MSCoD: An Enhanced Bayesian Updating Framework with Multi-Scale Information Bottleneck and Cooperative Attention for Structure-Based Drug Design

• URL: http://arxiv.org/abs/2509.25225v1
• Date: Wed, 24 Sep 2025 10:51:07 GMT
• Title: MSCoD: An Enhanced Bayesian Updating Framework with Multi-Scale Information Bottleneck and Cooperative Attention for Structure-Based Drug Design
• Authors: Long Xu, Yongcai Chen, Fengshuo Liu, Yuzhong Peng,
• Abstract summary: We propose MSCoD, a novel Bayesian updating-based generative framework for structure-based drug design.<n>In our MSCoD, Multi-Scale Information Bottleneck (MSIB) was developed, which enables semantic compression at multiple abstraction levels.<n>MSCoD outperforms state-of-the-art methods on the benchmark dataset.

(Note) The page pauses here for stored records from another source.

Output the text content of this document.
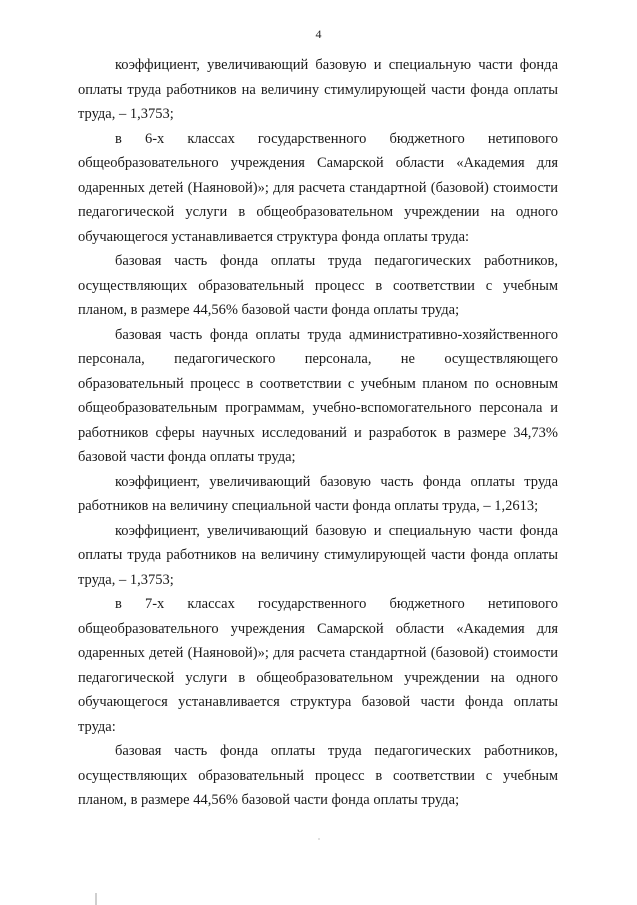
4

коэффициент, увеличивающий базовую и специальную части фонда оплаты труда работников на величину стимулирующей части фонда оплаты труда, – 1,3753;

в 6-х классах государственного бюджетного нетипового общеобразовательного учреждения Самарской области «Академия для одаренных детей (Наяновой)»; для расчета стандартной (базовой) стоимости педагогической услуги в общеобразовательном учреждении на одного обучающегося устанавливается структура фонда оплаты труда:

базовая часть фонда оплаты труда педагогических работников, осуществляющих образовательный процесс в соответствии с учебным планом, в размере 44,56% базовой части фонда оплаты труда;

базовая часть фонда оплаты труда административно-хозяйственного персонала, педагогического персонала, не осуществляющего образовательный процесс в соответствии с учебным планом по основным общеобразовательным программам, учебно-вспомогательного персонала и работников сферы научных исследований и разработок в размере 34,73% базовой части фонда оплаты труда;

коэффициент, увеличивающий базовую часть фонда оплаты труда работников на величину специальной части фонда оплаты труда, – 1,2613;

коэффициент, увеличивающий базовую и специальную части фонда оплаты труда работников на величину стимулирующей части фонда оплаты труда, – 1,3753;

в 7-х классах государственного бюджетного нетипового общеобразовательного учреждения Самарской области «Академия для одаренных детей (Наяновой)»; для расчета стандартной (базовой) стоимости педагогической услуги в общеобразовательном учреждении на одного обучающегося устанавливается структура базовой части фонда оплаты труда:

базовая часть фонда оплаты труда педагогических работников, осуществляющих образовательный процесс в соответствии с учебным планом, в размере 44,56% базовой части фонда оплаты труда;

• Score: 2.4060611914774763
• License: http://arxiv.org/licenses/nonexclusive-distrib/1.0/
• Abstract: Structure-Based Drug Design (SBDD) is a powerful strategy in computational drug discovery, utilizing three-dimensional protein structures to guide the design of molecules with improved binding affinity. However, capturing complex protein-ligand interactions across multiple scales remains challenging, as current methods often overlook the hierarchical organization and intrinsic asymmetry of these interactions. To address these limitations, we propose MSCoD, a novel Bayesian updating-based generative framework for structure-based drug design. In our MSCoD, Multi-Scale Information Bottleneck (MSIB) was developed, which enables semantic compression at multiple abstraction levels for efficient hierarchical feature extraction. Furthermore, a multi-head cooperative attention (MHCA) mechanism was developed, which employs asymmetric protein-to-ligand attention to capture diverse interaction types while addressing the dimensionality disparity between proteins and ligands. Empirical studies showed that MSCoD outperforms state-of-the-art methods on the benchmark dataset. Case studies on challenging targets such as KRAS G12D further demonstrate its applicability in real-world scenarios. The code and data underlying this article are freely available at https://github.com/xulong0826/MSCoD.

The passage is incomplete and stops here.